“Every great dream begins with a dreamer.” (Harriet Tubman)
What makes a university great? In forum after forum, we hear the same answer: the university’s endowment. World Bank economist Jamil Salmi has said it; New York Times columnist and Pulitzer Prize winning author Thomas Friedman has said it; virtually all of my counterparts at universities across North America have said it. After all, in public universities government funding covers basic operating costs, but the university’s endowment picks up where that budget leaves off: funding scholarships and fellowships, research chairs, and groundbreaking community-based programs such as UBC’s Learning Exchange.
So I could end my column right here, I suppose… except that I want to answer the question differently. What makes a university great? Having benefitted from study and work experience at Harvard, Cambridge, McGill, and UBC, I am convinced that it is not the endowment itself but rather what stands on either side of it: donors on the one side, and beneficiaries on the other. It is the donors, individual and corporate, generous of spirit, visionary, willing to give of themselves and their resources, who make our university great. It is the beneficiaries – students, staff, faculty, and members of the wider community – eager to learn, courageous in taking risks, and committed to making a
contribution themselves, who bring the gifts full circle, and who make this university great. UBC’s endowment consists not only of the financial capital but also of the social, intellectual, and experiential capital that both donors and beneficiaries bring to UBC and to the communities we serve.

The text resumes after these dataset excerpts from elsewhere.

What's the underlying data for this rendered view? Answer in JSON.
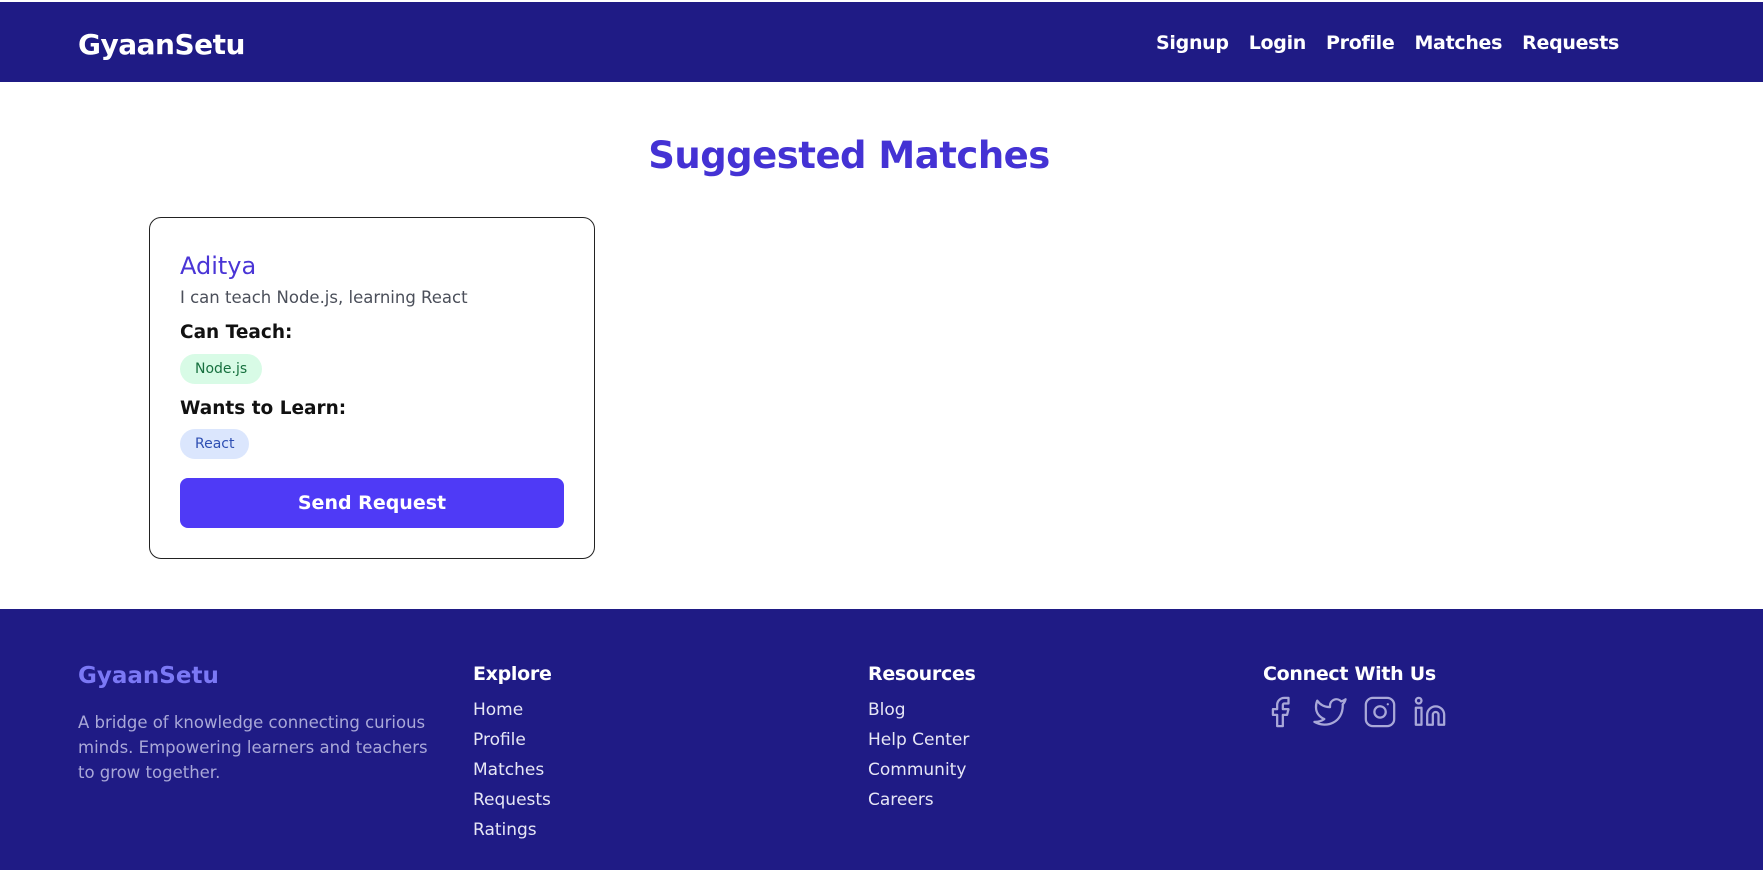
{
  "header": {
    "brand": "GyaanSetu",
    "nav": [
      "Signup",
      "Login",
      "Profile",
      "Matches",
      "Requests"
    ]
  },
  "main": {
    "title": "Suggested Matches",
    "cards": [
      {
        "name": "Aditya",
        "bio": "I can teach Node.js, learning React",
        "teach_label": "Can Teach:",
        "teach_tags": [
          "Node.js"
        ],
        "learn_label": "Wants to Learn:",
        "learn_tags": [
          "React"
        ],
        "button_label": "Send Request"
      }
    ]
  },
  "footer": {
    "brand": "GyaanSetu",
    "description": "A bridge of knowledge connecting curious minds. Empowering learners and teachers to grow together.",
    "explore": {
      "heading": "Explore",
      "links": [
        "Home",
        "Profile",
        "Matches",
        "Requests",
        "Ratings"
      ]
    },
    "resources": {
      "heading": "Resources",
      "links": [
        "Blog",
        "Help Center",
        "Community",
        "Careers"
      ]
    },
    "connect": {
      "heading": "Connect With Us",
      "icons": [
        "facebook-icon",
        "twitter-icon",
        "instagram-icon",
        "linkedin-icon"
      ]
    }
  },
  "colors": {
    "navy": "#1f1b85",
    "accent": "#4432d4",
    "button": "#4f3af6",
    "teach_tag_bg": "#d8fbe6",
    "learn_tag_bg": "#dbe6fd"
  }
}
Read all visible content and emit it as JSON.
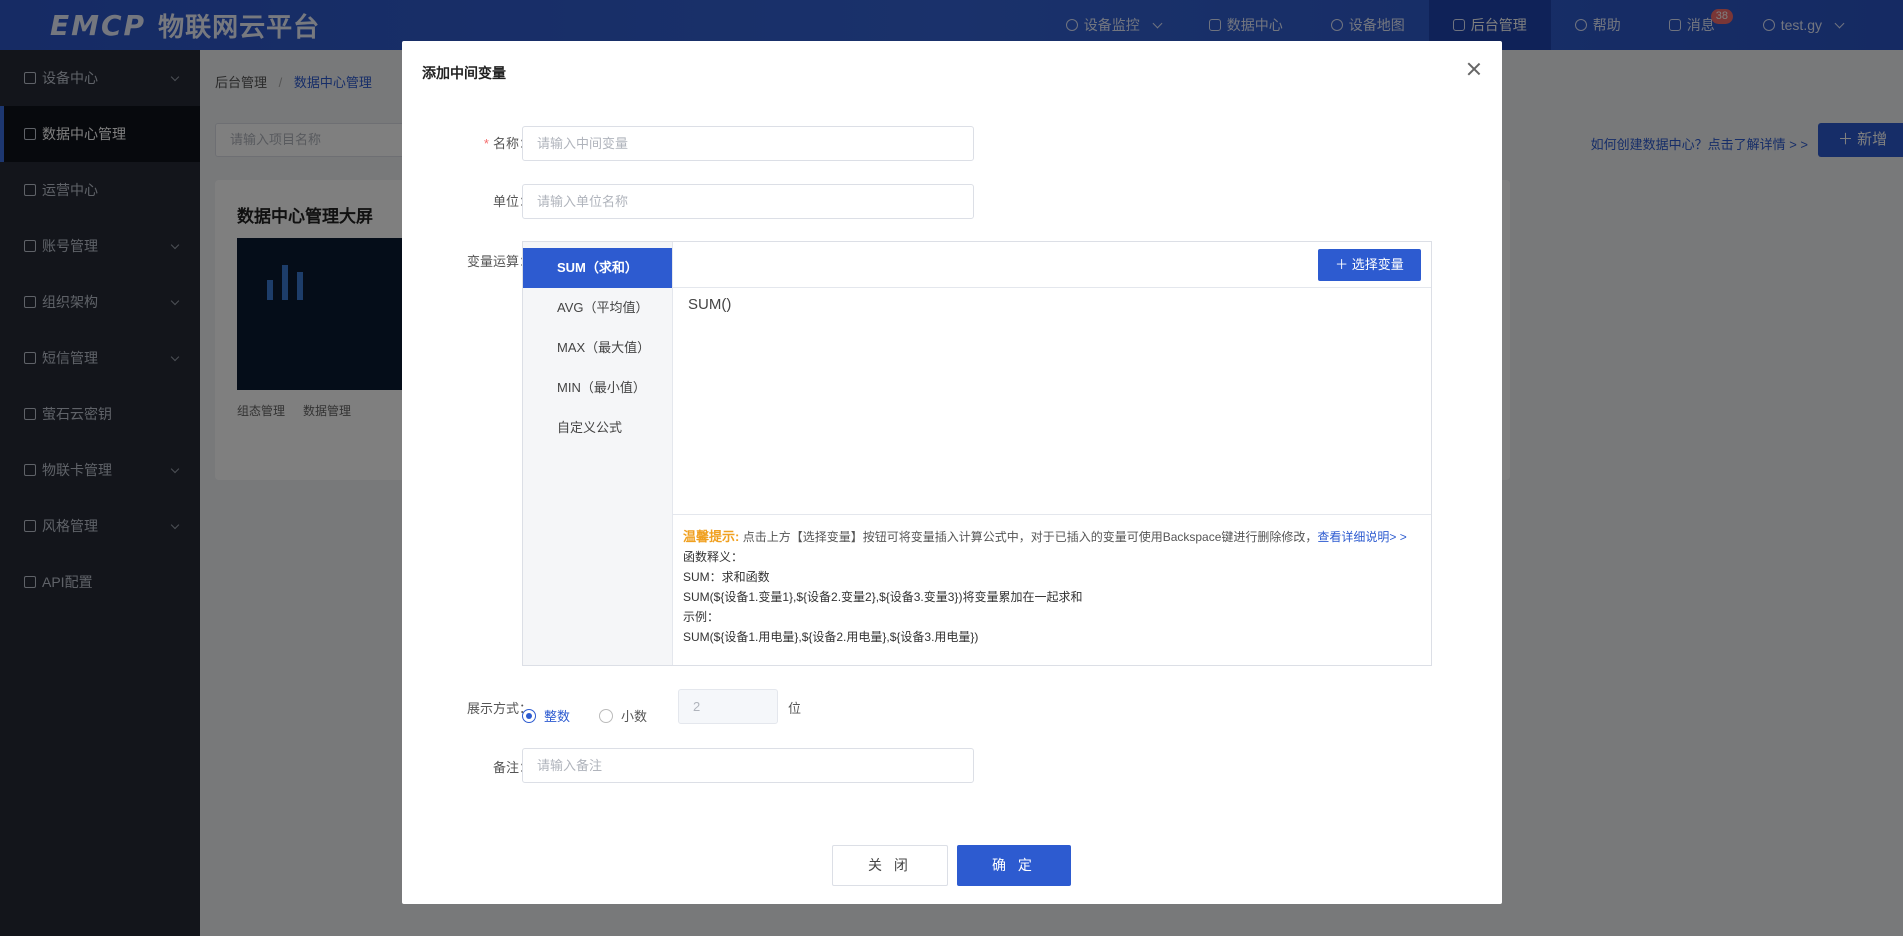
{
  "header": {
    "logo_mark": "EMCP",
    "logo_name": "物联网云平台",
    "nav": [
      {
        "label": "设备监控",
        "icon": "monitor-icon"
      },
      {
        "label": "数据中心",
        "icon": "chart-icon"
      },
      {
        "label": "设备地图",
        "icon": "map-pin-icon"
      },
      {
        "label": "后台管理",
        "icon": "admin-icon",
        "active": true
      },
      {
        "label": "帮助",
        "icon": "help-icon"
      },
      {
        "label": "消息",
        "icon": "message-icon",
        "badge": "38"
      },
      {
        "label": "test.gy",
        "icon": "user-icon"
      }
    ]
  },
  "sidebar": {
    "items": [
      {
        "label": "设备中心"
      },
      {
        "label": "数据中心管理",
        "active": true
      },
      {
        "label": "运营中心"
      },
      {
        "label": "账号管理"
      },
      {
        "label": "组织架构"
      },
      {
        "label": "短信管理"
      },
      {
        "label": "萤石云密钥"
      },
      {
        "label": "物联卡管理"
      },
      {
        "label": "风格管理"
      },
      {
        "label": "API配置"
      }
    ]
  },
  "page": {
    "breadcrumb_root": "后台管理",
    "breadcrumb_sep": "/",
    "breadcrumb_current": "数据中心管理",
    "search_placeholder": "请输入项目名称",
    "help_link": "如何创建数据中心？点击了解详情 > >",
    "add_button": "新增",
    "card_title": "数据中心管理大屏",
    "card_link_1": "组态管理",
    "card_link_2": "数据管理"
  },
  "modal": {
    "title": "添加中间变量",
    "name_label": "名称：",
    "name_placeholder": "请输入中间变量",
    "unit_label": "单位：",
    "unit_placeholder": "请输入单位名称",
    "op_label": "变量运算：",
    "op_tabs": [
      "SUM（求和）",
      "AVG（平均值）",
      "MAX（最大值）",
      "MIN（最小值）",
      "自定义公式"
    ],
    "select_var_button": "选择变量",
    "formula_text": "SUM()",
    "tips": {
      "warm_label": "温馨提示:",
      "tip_text": "点击上方【选择变量】按钮可将变量插入计算公式中，对于已插入的变量可使用Backspace键进行删除修改，",
      "more_link": "查看详细说明> >",
      "line1": "函数释义：",
      "line2": "SUM：求和函数",
      "line3": "SUM(${设备1.变量1},${设备2.变量2},${设备3.变量3})将变量累加在一起求和",
      "line4": "示例：",
      "line5": "SUM(${设备1.用电量},${设备2.用电量},${设备3.用电量})"
    },
    "display_label": "展示方式：",
    "radio_integer": "整数",
    "radio_decimal": "小数",
    "decimal_value": "2",
    "decimal_unit": "位",
    "remark_label": "备注：",
    "remark_placeholder": "请输入备注",
    "close_button": "关 闭",
    "ok_button": "确 定"
  }
}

Although the news has probably reached you by now, I’m excited to announce for the first time in Trek magazine that UBC has just launched the most ambitious fundraising and alumni engagement campaign in Canadian history. Our goals are twofold: to raise $1.5 billion and to double active alumni engagement with the university to 50,000 members annually. We are calling the campaign start an evolution, and our intention is simple and clear: to increase UBC’s capacity to change the world for the better.
A counterpart of mine in the United Kingdom was asked recently what makes a university great, and his answer was very simple: “It is the difference we make that makes us great.”
I invite you to start an evolution with us, to become part of that circle of giving and receiving, to change your own capacity to make a difference in the world by joining forces with UBC. We will both be the greater for it.